Nos documentos encaminhados ao corregedor da Câmara estão nomes de 53 deputados e o do deputado cassado Ronivon Santiago (PP-AC), preso pela PF. Ciro Nogueira deverá fazer uma triagem na lista, separando os deputados contra os quais há indício de envolvimento dos parlamentares que tiveram apenas os seus nomes citados.

"Eu recebi manifestações de deputados e alguns deles inclusive afirmaram que nem emendas fizeram para ambulâncias e cujos nomes apareceram no documento", disse Aldo Rebelo. "Mas acho que o deputado Ciro Nogueira e a Corregedoria têm todas as condições de examinar e fazer justiça. A corregedoria recebe e examina documentos desta natureza porque é sua atribuição regimental."

Nogueira deverá analisar também a possibilidade de requerer a degravação dos diálogos registrados pela PF nas investigações, já que a Justiça não enviou as fitas nem o texto completo das gravações que envolvem os deputados - apenas trechos das conversas obtidas com autorização judicial.

Há três integrantes da Mesa na lista encaminhada pela Justiça. "A Mesa da Câmara, como todos os demais deputados, está subordinada à hierarquia dos órgãos da Casa, para tratar deste tipo de denúncia que é a Corregedoria", afirmou Aldo, argumentando que os integrantes da Mesa são subordinados às mesmas regras impostas aos demais deputados e que o tratamento será o mesmo.

Ontem, o terceiro secretário, deputado Eduardo Gomes (PSDB-TO), citado na lista, disse que vai se declarar impedido de participar de reuniões da Mesa nas quais esse assunto for debatido. Ele concordou com a atitude de Rebelo de enviar os documentos para o corregedor.

Eduardo Gomes fez um levantamento das emendas que apresentou ao Orçamento e afirmou que, durante todo seu mandato, fez sete emendas destinando recursos para compra de ambulâncias - que foram adquiridas pelos prefeitos em cinco empresas diferentes das que estão envolvidas nas investigações da PF. "É o momento de dar satisfação e estabelecer a realidade", afirmou.

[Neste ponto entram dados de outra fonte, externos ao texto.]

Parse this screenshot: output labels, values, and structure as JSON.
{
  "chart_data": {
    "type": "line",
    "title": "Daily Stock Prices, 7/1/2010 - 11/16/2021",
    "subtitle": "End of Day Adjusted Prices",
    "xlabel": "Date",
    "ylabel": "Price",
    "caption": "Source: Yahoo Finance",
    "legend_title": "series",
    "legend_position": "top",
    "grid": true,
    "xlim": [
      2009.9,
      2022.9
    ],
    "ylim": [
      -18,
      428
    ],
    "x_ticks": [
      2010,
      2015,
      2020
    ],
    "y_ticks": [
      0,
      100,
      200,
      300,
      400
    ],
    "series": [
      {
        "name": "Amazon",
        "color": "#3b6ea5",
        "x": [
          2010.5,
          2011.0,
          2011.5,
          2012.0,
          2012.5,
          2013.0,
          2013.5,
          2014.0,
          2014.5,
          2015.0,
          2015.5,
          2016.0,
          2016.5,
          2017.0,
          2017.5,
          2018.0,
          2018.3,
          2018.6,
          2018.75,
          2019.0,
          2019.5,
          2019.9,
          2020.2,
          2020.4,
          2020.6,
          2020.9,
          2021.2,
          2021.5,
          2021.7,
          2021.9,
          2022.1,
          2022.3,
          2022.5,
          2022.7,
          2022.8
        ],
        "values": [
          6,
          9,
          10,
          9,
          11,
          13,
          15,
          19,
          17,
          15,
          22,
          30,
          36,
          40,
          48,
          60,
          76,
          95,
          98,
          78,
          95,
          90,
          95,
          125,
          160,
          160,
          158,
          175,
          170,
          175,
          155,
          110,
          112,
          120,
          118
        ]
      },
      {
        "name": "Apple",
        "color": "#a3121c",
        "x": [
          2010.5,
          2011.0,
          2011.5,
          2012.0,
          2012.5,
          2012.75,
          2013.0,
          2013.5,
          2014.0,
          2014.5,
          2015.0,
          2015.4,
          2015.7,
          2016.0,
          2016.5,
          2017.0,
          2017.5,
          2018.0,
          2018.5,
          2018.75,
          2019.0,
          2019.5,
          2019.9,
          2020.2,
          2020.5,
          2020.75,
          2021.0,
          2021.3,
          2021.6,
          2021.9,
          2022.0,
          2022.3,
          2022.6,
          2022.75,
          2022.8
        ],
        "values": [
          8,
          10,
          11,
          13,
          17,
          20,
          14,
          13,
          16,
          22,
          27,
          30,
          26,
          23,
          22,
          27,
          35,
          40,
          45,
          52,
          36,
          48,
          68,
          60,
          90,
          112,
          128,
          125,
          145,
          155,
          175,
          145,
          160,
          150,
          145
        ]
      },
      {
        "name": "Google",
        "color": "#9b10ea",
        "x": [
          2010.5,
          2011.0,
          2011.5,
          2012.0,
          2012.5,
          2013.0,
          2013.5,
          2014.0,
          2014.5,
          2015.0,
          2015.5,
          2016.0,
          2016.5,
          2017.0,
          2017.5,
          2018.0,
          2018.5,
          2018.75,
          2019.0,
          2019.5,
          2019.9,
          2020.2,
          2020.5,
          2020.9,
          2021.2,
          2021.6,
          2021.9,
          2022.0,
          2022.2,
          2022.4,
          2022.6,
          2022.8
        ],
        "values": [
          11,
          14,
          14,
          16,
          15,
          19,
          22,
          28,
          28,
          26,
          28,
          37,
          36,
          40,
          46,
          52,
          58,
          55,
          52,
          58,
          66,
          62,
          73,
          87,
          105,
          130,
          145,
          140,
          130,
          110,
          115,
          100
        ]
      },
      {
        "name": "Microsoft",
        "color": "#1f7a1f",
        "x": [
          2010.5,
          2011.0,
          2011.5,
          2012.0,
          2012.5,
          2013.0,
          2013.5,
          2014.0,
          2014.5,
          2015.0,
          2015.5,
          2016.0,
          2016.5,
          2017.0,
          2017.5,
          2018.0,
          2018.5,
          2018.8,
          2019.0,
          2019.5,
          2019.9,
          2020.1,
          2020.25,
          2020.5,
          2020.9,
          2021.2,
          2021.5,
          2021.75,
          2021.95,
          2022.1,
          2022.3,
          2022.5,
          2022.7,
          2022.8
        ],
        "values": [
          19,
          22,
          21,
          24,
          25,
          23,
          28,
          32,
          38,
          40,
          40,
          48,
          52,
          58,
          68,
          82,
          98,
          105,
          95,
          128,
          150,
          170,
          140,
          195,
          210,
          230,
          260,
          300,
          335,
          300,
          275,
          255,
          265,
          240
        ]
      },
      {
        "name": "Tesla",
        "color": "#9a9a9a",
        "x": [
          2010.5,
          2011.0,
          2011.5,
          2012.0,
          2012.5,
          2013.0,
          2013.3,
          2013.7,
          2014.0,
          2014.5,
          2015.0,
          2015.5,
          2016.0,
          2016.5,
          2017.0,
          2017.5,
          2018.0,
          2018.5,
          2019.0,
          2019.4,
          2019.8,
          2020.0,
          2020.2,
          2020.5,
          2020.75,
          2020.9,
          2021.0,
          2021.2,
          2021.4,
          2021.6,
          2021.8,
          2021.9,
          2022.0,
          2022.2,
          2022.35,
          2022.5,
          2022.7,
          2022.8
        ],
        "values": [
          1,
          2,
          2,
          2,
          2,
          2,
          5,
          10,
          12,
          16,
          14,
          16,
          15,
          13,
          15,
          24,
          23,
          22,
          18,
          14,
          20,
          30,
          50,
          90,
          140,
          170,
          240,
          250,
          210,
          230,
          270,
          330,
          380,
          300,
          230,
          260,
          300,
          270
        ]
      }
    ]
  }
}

O segundo secretário da Mesa, o deputado Nilton Capixaba (PTB-RO), presidiu ontem por quase uma hora a sessão da Câmara. Em um dos momentos, Capixaba teve de ouvir o deputado Luiz Couto (PT-PB) pregar a punição dos envolvidos na Operação Sanguessuga e condenar a impunidade. Francisco Machado Filho, assessor de Capixaba, foi preso pela PF.

De acordo com as investigações, o assessor de Capixaba era um braço do esquema na Câmara. Diálogos gravados pela PF com autorização judicial revelam o assessor de Capixaba e o empresário apontado como um dos chefes do esquema sugerindo o assassinato de um repórter do Correio Braziliense que investigava o esquema de compra superfaturada.